CUDA arrays wrap NVIDIA's proprietary array layouts that are optimized for 2D and 3D locality. The translation from coordinates to an address is intentionally obfuscated from developers, since it may change from one architecture to the next. It looks like NVIDIA chose to wrap this translation differently from Kepler to Maxwell, with Kepler implementing a more "RISC-like" approach. The SASS disassembly of the surf2dmemset sample from the CUDA Handbook (https://github.com/ArchaeaSoftware/cudahandbook/blob/master/texturing/surf2Dmemset.cu) shows 6 instructions to write the output:
SUCLAMP PT, R8, R7, c[0x0][0x164], 0x0;
SUCLAMP.SD.R4 PT, R6, R6, c[0x0][0x15c], 0x0;
IMADSP.SD R9, R8, c[0x0][0x160], R6;
SUBFM P0, R8, R6, R8, R9;
SUEAU R9, R9, R8, c[0x0][0x154];
SUSTGA.B.32.TRAP.U8 [R8], c[0x0][0x158], R10, P0;
as compared to one for Maxwell:
SUST.D.BA.2D.TRAP [R2], R8, 0x55;
The "EA" in the Kepler instructions stands for "effective address," it's a more-complicated variant of the LEA (load effective address) instruction in CISC instruction sets.

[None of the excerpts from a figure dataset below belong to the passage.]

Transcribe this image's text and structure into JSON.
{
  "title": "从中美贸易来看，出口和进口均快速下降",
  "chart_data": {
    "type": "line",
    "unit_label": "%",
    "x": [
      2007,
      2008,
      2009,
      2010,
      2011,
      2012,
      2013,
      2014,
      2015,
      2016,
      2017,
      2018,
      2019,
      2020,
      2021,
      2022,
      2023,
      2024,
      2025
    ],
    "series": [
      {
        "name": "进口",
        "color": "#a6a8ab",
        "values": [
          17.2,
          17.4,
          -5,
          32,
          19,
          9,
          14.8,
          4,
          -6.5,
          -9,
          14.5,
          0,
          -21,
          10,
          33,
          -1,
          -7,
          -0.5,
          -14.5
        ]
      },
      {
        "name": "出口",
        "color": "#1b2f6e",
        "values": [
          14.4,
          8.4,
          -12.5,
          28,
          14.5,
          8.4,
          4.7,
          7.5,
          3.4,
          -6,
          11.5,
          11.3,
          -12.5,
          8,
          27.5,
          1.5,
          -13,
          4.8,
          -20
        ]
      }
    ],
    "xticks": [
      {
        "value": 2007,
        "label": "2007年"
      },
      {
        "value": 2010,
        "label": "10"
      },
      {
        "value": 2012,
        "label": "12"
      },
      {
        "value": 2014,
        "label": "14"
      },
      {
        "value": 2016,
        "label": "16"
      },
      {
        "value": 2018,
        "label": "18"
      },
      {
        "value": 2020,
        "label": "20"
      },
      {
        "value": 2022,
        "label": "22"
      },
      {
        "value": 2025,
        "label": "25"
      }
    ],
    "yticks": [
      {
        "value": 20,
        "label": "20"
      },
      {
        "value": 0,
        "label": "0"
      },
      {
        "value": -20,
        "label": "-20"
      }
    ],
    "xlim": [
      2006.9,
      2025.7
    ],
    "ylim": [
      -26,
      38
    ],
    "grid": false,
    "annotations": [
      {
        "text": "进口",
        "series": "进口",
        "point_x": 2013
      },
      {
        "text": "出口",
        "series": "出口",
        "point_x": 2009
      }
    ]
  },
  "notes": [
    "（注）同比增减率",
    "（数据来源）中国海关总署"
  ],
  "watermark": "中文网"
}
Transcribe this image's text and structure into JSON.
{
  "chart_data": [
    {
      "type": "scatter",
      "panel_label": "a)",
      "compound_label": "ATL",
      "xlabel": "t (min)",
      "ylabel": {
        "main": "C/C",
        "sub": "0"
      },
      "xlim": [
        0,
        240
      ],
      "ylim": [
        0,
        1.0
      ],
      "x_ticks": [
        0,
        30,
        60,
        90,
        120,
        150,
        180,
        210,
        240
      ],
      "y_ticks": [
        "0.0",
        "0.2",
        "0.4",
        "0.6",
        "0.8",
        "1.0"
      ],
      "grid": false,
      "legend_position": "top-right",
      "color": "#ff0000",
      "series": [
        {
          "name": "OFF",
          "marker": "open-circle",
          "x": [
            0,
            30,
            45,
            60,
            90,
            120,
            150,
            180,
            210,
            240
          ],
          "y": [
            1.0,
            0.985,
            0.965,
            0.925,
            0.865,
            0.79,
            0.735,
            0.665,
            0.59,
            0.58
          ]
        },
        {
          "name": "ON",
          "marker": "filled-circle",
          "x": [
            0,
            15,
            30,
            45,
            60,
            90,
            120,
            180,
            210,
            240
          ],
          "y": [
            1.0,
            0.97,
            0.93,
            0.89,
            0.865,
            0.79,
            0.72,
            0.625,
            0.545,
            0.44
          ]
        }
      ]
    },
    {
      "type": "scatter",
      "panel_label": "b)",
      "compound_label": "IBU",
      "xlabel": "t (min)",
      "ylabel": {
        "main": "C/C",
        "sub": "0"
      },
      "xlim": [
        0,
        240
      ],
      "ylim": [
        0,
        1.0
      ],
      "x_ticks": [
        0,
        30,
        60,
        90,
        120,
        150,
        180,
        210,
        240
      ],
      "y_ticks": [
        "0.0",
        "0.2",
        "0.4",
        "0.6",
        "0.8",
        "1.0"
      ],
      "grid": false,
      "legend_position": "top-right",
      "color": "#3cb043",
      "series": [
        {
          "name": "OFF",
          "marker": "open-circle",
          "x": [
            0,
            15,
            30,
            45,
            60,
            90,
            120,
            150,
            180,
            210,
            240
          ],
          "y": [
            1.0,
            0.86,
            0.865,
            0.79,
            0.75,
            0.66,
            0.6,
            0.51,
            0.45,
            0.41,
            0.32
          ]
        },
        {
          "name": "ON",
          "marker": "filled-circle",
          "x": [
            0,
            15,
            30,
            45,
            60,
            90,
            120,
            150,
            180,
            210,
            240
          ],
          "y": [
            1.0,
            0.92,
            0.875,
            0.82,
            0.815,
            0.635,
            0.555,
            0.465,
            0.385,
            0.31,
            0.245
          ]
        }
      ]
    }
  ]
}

As for SURED/SUATOM, those must be the surface equivalents to GRED/GATOM. Both perform atomic operations, but the ATOM variants return the previous value of the memory location and the RED variants do not. They don't need different intrinsics; the compiler emits the correct instruction automatically.